Since then, the Russian central bank and the Finance Ministry have announced that it will be turning to virtual currencies to facilitate cross-border transactions.
However, the paper notes that centralization in the digital asset industry could be a stumbling block in using the asset class to circumvent sanctions. In March, Coinbase, Gemini, and Binance conceded to the demands of U.S. law enforcement agencies to report any transactions involving sanctioned Russian individuals or entities.
Ferranti’s paper did not broach the subject of the effectiveness of sanctions but notes that they could have some unintended consequences, “like hurting the population of the country that you’re sanctioning.”
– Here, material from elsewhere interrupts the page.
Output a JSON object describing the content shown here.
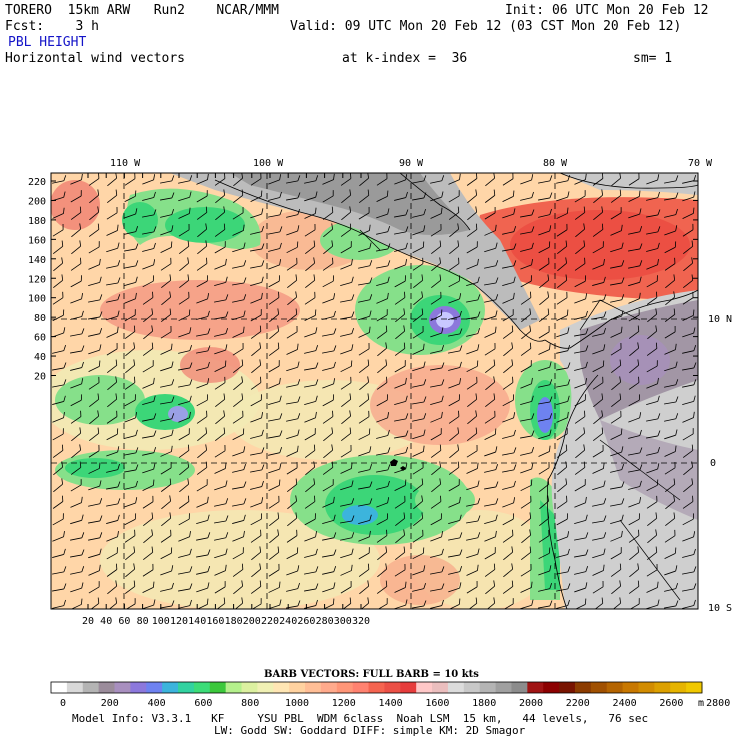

In the grand scheme of things, Gulf countries are some of the most sanctioned-hit nations in the world. Despite leaning towards digital assets and distributed ledger technology (DLT), the nations have hesitated to accumulate the asset on their balance sheets.
At the moment, only El Salvador holds nearly 3,000 BTC on its balance sheet. The Central American nation has had its fair share of sanctions from the U.S., with officials and entities facing stiff embargoes.
Gold is giving BTC stiff competition
Ferranti’s paper notes that sanctioned countries are putting their faith in gold instead of turning to Bitcoin. He cites the spike of Gulf nations stacking up on gold but remarks that “you can’t just turn around and buy $100 billion of gold”, so some countries might accumulate gold.
According to Ferranti, the ideal combination will be to have both assets for the benefit of diversification. Ferranti disclosed that he prefers central banks tilting towards gold “because it is five times less volatile” than BTC.